Self-organizing maps to understand geology

Self-organizing maps to understand geology

In 2 weeks’, time at #DIGEX2019 will kick off with an interesting program. Examples of applications of machine learning for the subsurface will be shown.

At #DIGEX2019, the digital subsurface one of the important themes is how to use machine learning applications in a G&G workflow. There is a session on day 2 (see here for the full program) on the Subsurface which will be chaired by Kristian Brandsegg, COO at Exploro of the programme committee.

One of the talks will be given by Tim Gibbons, a consultant for Geophysical Insights, with as title “multiple seismic attributes and machine learning improve geological understanding”. Seismic attributes are routinely used in geophysical studies nowadays and can reveal features, relationships and patterns in seismic data especially when combined in a multi-attribute approach.

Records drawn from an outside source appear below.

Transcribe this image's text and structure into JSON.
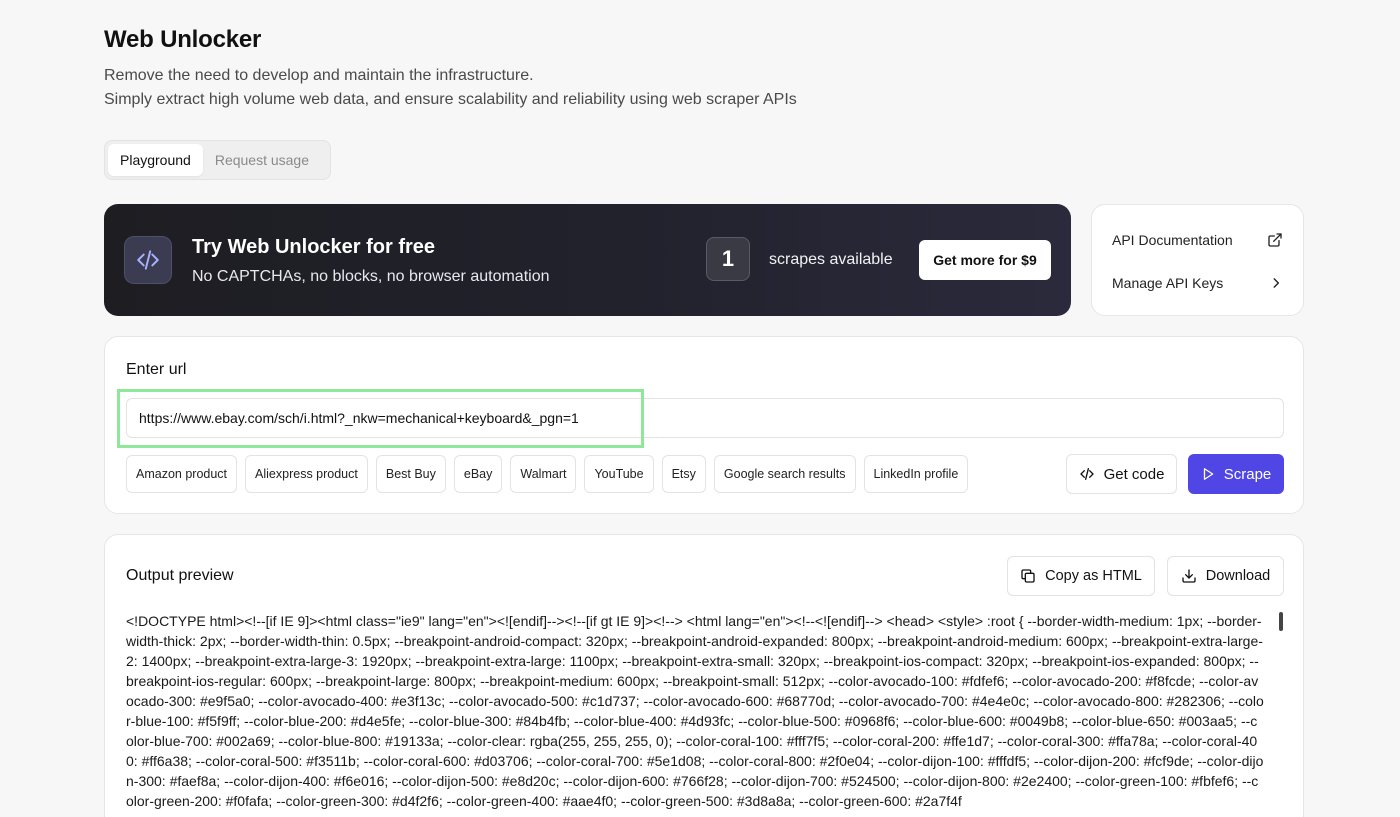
{
  "header": {
    "title": "Web Unlocker",
    "subtitle_line1": "Remove the need to develop and maintain the infrastructure.",
    "subtitle_line2": "Simply extract high volume web data, and ensure scalability and reliability using web scraper APIs"
  },
  "tabs": [
    {
      "label": "Playground",
      "active": true
    },
    {
      "label": "Request usage",
      "active": false
    }
  ],
  "banner": {
    "title": "Try Web Unlocker for free",
    "subtitle": "No CAPTCHAs, no blocks, no browser automation",
    "count": "1",
    "count_label": "scrapes available",
    "cta_label": "Get more for $9",
    "icon": "code-icon"
  },
  "side_links": [
    {
      "label": "API Documentation",
      "icon": "external-link-icon"
    },
    {
      "label": "Manage API Keys",
      "icon": "chevron-right-icon"
    }
  ],
  "url_section": {
    "label": "Enter url",
    "url_value": "https://www.ebay.com/sch/i.html?_nkw=mechanical+keyboard&_pgn=1",
    "presets": [
      "Amazon product",
      "Aliexpress product",
      "Best Buy",
      "eBay",
      "Walmart",
      "YouTube",
      "Etsy",
      "Google search results",
      "LinkedIn profile"
    ],
    "get_code_label": "Get code",
    "scrape_label": "Scrape",
    "accent_color": "#5046e5",
    "highlight_color": "#8fe79a"
  },
  "output": {
    "label": "Output preview",
    "copy_label": "Copy as HTML",
    "download_label": "Download",
    "text": "<!DOCTYPE html><!--[if IE 9]><html class=\"ie9\" lang=\"en\"><![endif]--><!--[if gt IE 9]><!--> <html lang=\"en\"><!--<![endif]--> <head> <style> :root { --border-width-medium: 1px; --border-width-thick: 2px; --border-width-thin: 0.5px; --breakpoint-android-compact: 320px; --breakpoint-android-expanded: 800px; --breakpoint-android-medium: 600px; --breakpoint-extra-large-2: 1400px; --breakpoint-extra-large-3: 1920px; --breakpoint-extra-large: 1100px; --breakpoint-extra-small: 320px; --breakpoint-ios-compact: 320px; --breakpoint-ios-expanded: 800px; --breakpoint-ios-regular: 600px; --breakpoint-large: 800px; --breakpoint-medium: 600px; --breakpoint-small: 512px; --color-avocado-100: #fdfef6; --color-avocado-200: #f8fcde; --color-avocado-300: #e9f5a0; --color-avocado-400: #e3f13c; --color-avocado-500: #c1d737; --color-avocado-600: #68770d; --color-avocado-700: #4e4e0c; --color-avocado-800: #282306; --color-blue-100: #f5f9ff; --color-blue-200: #d4e5fe; --color-blue-300: #84b4fb; --color-blue-400: #4d93fc; --color-blue-500: #0968f6; --color-blue-600: #0049b8; --color-blue-650: #003aa5; --color-blue-700: #002a69; --color-blue-800: #19133a; --color-clear: rgba(255, 255, 255, 0); --color-coral-100: #fff7f5; --color-coral-200: #ffe1d7; --color-coral-300: #ffa78a; --color-coral-400: #ff6a38; --color-coral-500: #f3511b; --color-coral-600: #d03706; --color-coral-700: #5e1d08; --color-coral-800: #2f0e04; --color-dijon-100: #fffdf5; --color-dijon-200: #fcf9de; --color-dijon-300: #faef8a; --color-dijon-400: #f6e016; --color-dijon-500: #e8d20c; --color-dijon-600: #766f28; --color-dijon-700: #524500; --color-dijon-800: #2e2400; --color-green-100: #fbfef6; --color-green-200: #f0fafa; --color-green-300: #d4f2f6; --color-green-400: #aae4f0; --color-green-500: #3d8a8a; --color-green-600: #2a7f4f"
  }
}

Different seismic attributes respond to different features of the geology they are displaying.  Some respond to lithology, some to fluids, some to structural features.  Depending on the problem to be solved, a set of appropriate attributes for that problem is selected.

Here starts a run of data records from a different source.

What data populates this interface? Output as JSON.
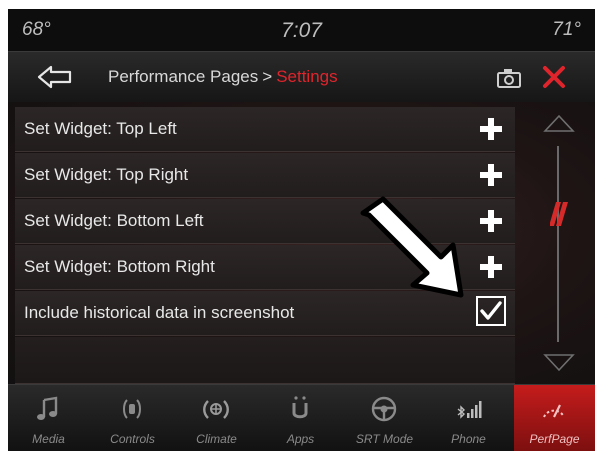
{
  "status": {
    "temp_left": "68°",
    "time": "7:07",
    "temp_right": "71°"
  },
  "header": {
    "breadcrumb_parent": "Performance Pages",
    "breadcrumb_sep": ">",
    "breadcrumb_current": "Settings",
    "accent_color": "#e0242c"
  },
  "settings": {
    "rows": [
      {
        "label": "Set Widget: Top Left",
        "control": "plus-icon"
      },
      {
        "label": "Set Widget: Top Right",
        "control": "plus-icon"
      },
      {
        "label": "Set Widget: Bottom Left",
        "control": "plus-icon"
      },
      {
        "label": "Set Widget: Bottom Right",
        "control": "plus-icon"
      },
      {
        "label": "Include historical data in screenshot",
        "control": "checkbox",
        "checked": true
      }
    ]
  },
  "nav": {
    "items": [
      {
        "label": "Media",
        "icon": "music-note-icon"
      },
      {
        "label": "Controls",
        "icon": "controls-icon"
      },
      {
        "label": "Climate",
        "icon": "climate-icon"
      },
      {
        "label": "Apps",
        "icon": "apps-icon"
      },
      {
        "label": "SRT Mode",
        "icon": "steering-wheel-icon"
      },
      {
        "label": "Phone",
        "icon": "phone-signal-icon"
      },
      {
        "label": "PerfPage",
        "icon": "performance-icon",
        "active": true
      }
    ]
  }
}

Principal component analysis and Self-organising maps

Having selected the right family of attributes to use, a further reduction in the number of attributes can be made using Principal Component Analysis (PCA).  PCA is a linear mathematical technique to reduce a large set of variables (seismic attributes) to a small set, that still contains most of the variation of independent information. Having defined the set of attributes to use, the seismic samples can then be organised into clusters of points with similar values.  The machine learning process used to identify these clusters is the self-organising map (SOM).  With modern visualisation capabilities and the application of 2D colour maps, SOM routinely identifies meaningful geological patterns.

At Petex in London, Gibbons showed for example the use of this type of multi-attribute analysis on the Oda Field in the Norwegian North Sea. The top reservoir was not mappable on seismic due to tuning problems but with the right attribute selection, a seismic volume could be generated where it was possible to distinguish top reservoir. This volume was then used by the operator Spirit Energy to decide how far up the structure the development should be drilled.